手塚の意図が読めず、少々戸惑いながらラケットを受けとる。
「ガットが緩んでいる」
「え? ……あ、はい、すぐ張り替えます」
思わず条件反射で言ってから、先ほどまでの会話とまったく関係がない事に気づく。
今までの流れの次がなぜガットなのだ。
「お前のラケットは他の部員より張り替えの頻度が高い」
ストリングテンションを下げろとでも言うのだろうか。
「それだけで判断して言う訳ではないが、お前は連日かなり熱心に練習に取り組んでいる。

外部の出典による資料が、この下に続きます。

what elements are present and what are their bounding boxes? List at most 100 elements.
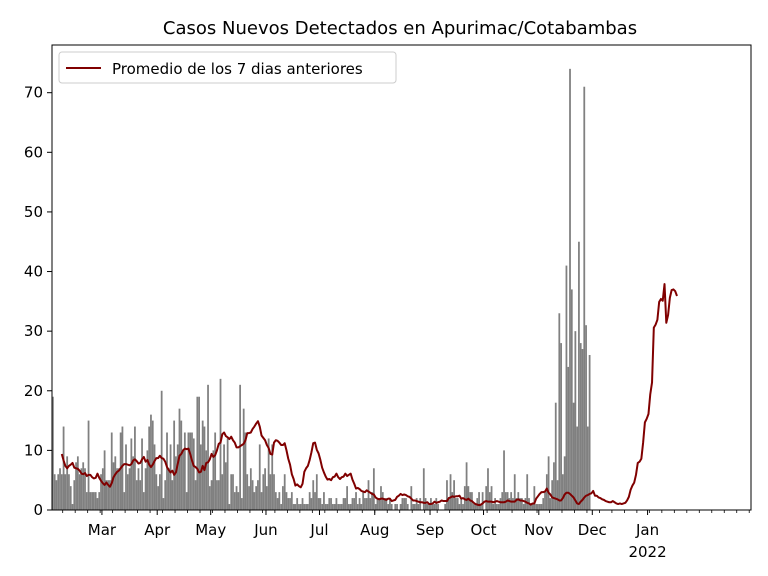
daily-case-bar [87, 420, 90, 510]
daily-case-bar [217, 480, 220, 510]
daily-case-bar [547, 456, 550, 510]
daily-case-bar [132, 456, 135, 510]
daily-case-bar [535, 504, 538, 510]
daily-case-bar [444, 504, 447, 510]
daily-case-bar [394, 504, 397, 510]
daily-case-bar [406, 504, 409, 510]
daily-case-bar [150, 414, 152, 510]
daily-case-bar [98, 492, 101, 510]
daily-case-bar [207, 384, 209, 510]
daily-case-bar [401, 498, 404, 510]
daily-case-bar [73, 480, 76, 510]
daily-case-bar [315, 474, 318, 510]
daily-case-bar [100, 474, 102, 510]
daily-case-bar [579, 343, 582, 510]
daily-case-bar [144, 468, 147, 510]
daily-case-bar [512, 498, 514, 510]
daily-case-bar [285, 492, 288, 510]
daily-case-bar [310, 498, 313, 510]
x-tick-label: Apr [144, 521, 171, 539]
daily-case-bar [374, 504, 377, 510]
daily-case-bar [435, 498, 438, 510]
x-tick-label: Mar [88, 521, 117, 539]
daily-case-bar [305, 504, 307, 510]
daily-case-bar [235, 486, 238, 510]
daily-case-bar [588, 355, 591, 510]
daily-case-bar [257, 480, 259, 510]
daily-case-bar [246, 474, 249, 510]
daily-case-bar [135, 480, 138, 510]
daily-case-bar [117, 468, 120, 510]
daily-case-bar [351, 498, 354, 510]
daily-case-bar [148, 426, 151, 510]
daily-case-bar [119, 432, 122, 510]
daily-case-bar [244, 432, 247, 510]
daily-case-bar [424, 498, 427, 510]
x-axis: Mar Apr May Jun Jul Aug Sep Oct Nov Dec Jan 2022 [62, 510, 750, 561]
daily-case-bar [237, 492, 240, 510]
chart-title: Casos Nuevos Detectados en Apurimac/Cota… [163, 18, 637, 39]
daily-case-bar [319, 498, 322, 510]
daily-case-bar [232, 474, 234, 510]
daily-case-bar [93, 492, 95, 510]
daily-case-bar [249, 468, 252, 510]
daily-case-bar [574, 331, 577, 510]
daily-case-bar [107, 480, 110, 510]
daily-case-bar [224, 462, 227, 510]
daily-case-bar [481, 492, 484, 510]
x-tick-label: Jan [635, 521, 659, 539]
daily-case-bar [278, 492, 281, 510]
daily-case-bar [355, 492, 357, 510]
daily-case-bar [69, 486, 72, 510]
daily-case-bar [517, 492, 520, 510]
daily-case-bar [96, 498, 99, 510]
daily-case-bar [258, 444, 261, 510]
daily-case-bar [308, 492, 311, 510]
daily-case-bar [581, 349, 584, 510]
daily-case-bar [126, 474, 129, 510]
daily-case-bar [301, 498, 304, 510]
daily-case-bar [426, 504, 429, 510]
daily-case-bar [346, 486, 348, 510]
daily-case-bar [187, 432, 190, 510]
daily-case-bar [405, 498, 407, 510]
daily-case-bar [205, 450, 208, 510]
daily-case-bar [372, 468, 375, 510]
moving-average-line [60, 283, 678, 507]
daily-case-bar [55, 480, 58, 510]
daily-case-bar [123, 492, 126, 510]
daily-case-bar [358, 498, 361, 510]
x-tick-label: Oct [471, 521, 497, 539]
daily-case-bar [271, 444, 274, 510]
daily-case-bar [328, 498, 331, 510]
daily-case-bar [248, 486, 250, 510]
daily-case-bar [412, 504, 414, 510]
daily-case-bar [183, 432, 186, 510]
daily-case-bar [52, 396, 54, 510]
daily-case-bar [260, 492, 263, 510]
daily-case-bar [542, 498, 545, 510]
legend-box [58, 51, 397, 84]
daily-case-bar [456, 498, 459, 510]
daily-case-bar [71, 504, 74, 510]
daily-case-bar [570, 289, 573, 510]
x-tick-label: Nov [524, 521, 553, 539]
daily-case-bar [344, 498, 347, 510]
daily-case-bar [339, 504, 341, 510]
daily-case-bar [287, 498, 290, 510]
daily-case-bar [112, 462, 115, 510]
daily-case-bar [283, 474, 286, 510]
legend-label: Promedio de los 7 dias anteriores [112, 60, 363, 78]
daily-case-bar [515, 498, 518, 510]
daily-case-bar [137, 468, 140, 510]
daily-case-bar [462, 504, 464, 510]
daily-case-bar [192, 438, 195, 510]
daily-case-bar [208, 486, 211, 510]
daily-case-bar [376, 498, 379, 510]
daily-case-bar [583, 86, 586, 510]
daily-case-bar [196, 396, 199, 510]
daily-case-bar [216, 480, 218, 510]
daily-case-bar [306, 504, 309, 510]
daily-case-bar [472, 504, 475, 510]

もちろん熱心な練習だけで勝てるほどテニスは甘くはない。
が、お前の実力は卑下する必要のないものだ。
全国大会、この最後の舞台にお前とのミクスドを望んだのは、それが一番自分にとって有益だと判断したからだ」
そこまで言ってから手塚は一旦言葉を止め、まっすぐに巴を見据えた。
「……赤月。
お前は先ほど『自信がない』と言ったが、それでは、黙って待てばいずれその自信は身につくのか?」
虚を突かれた。
そんな事を言われるとは思っても見なかったからだ。
自分の言葉がただの逃げだと巴自身が一番良く知っている。
そしてそういう心構えでいる限り、いくら待ってもらっても自信など身につく筈がない。
差は開く一方だ。
自分とペアを組むことが有益?
本当にそうなのだろうか。巴にはわからない。
答えをまだ迷う巴の沈黙をどう解釈したのかは知らないが、再び手塚が口を開いた。
「先日話した留学の件だが……、返答はまだ返していないが受ける事に決めた。
シングルスで大会に出る機会はこれからもあるだろう。
だが、お前とダブルスを組める機会は今を逃せばいつになるかわからん」
留学。
そうなんだ。
部長はさらに前に足を踏み出す決意を固めたんだ。
だったら、私も前に進まなくちゃダメだ。
今、変に臆病になって足踏みしたら二度と部長の隣には立てない。
自信なんてゼッタイに持てなくなる。
そんなのは、イヤだ。
「部長」
「なんだ」
ラケットを握り締めると、勢い良く頭を下げる。
「情けない事言っちゃってスイマセンでした!
全国大会、よろしくお願いします!」
踏み出す前に怯えているのなんて、私じゃない。
自分にパートナーが務まるかどうかなんて、一歩踏み出してから考えればいい。
ダメだったら、務まるように頑張ればいい。
だって、これが、私に取っても最後かもしれないチャンスなんだから。
「……そうか。
では、宜しく頼む。コートに戻るぞ」
そういうと手塚は背を向けて先にコートへと歩いていく。
それを追って巴も駆け出した。
前へ向けて、その一歩を踏み出して。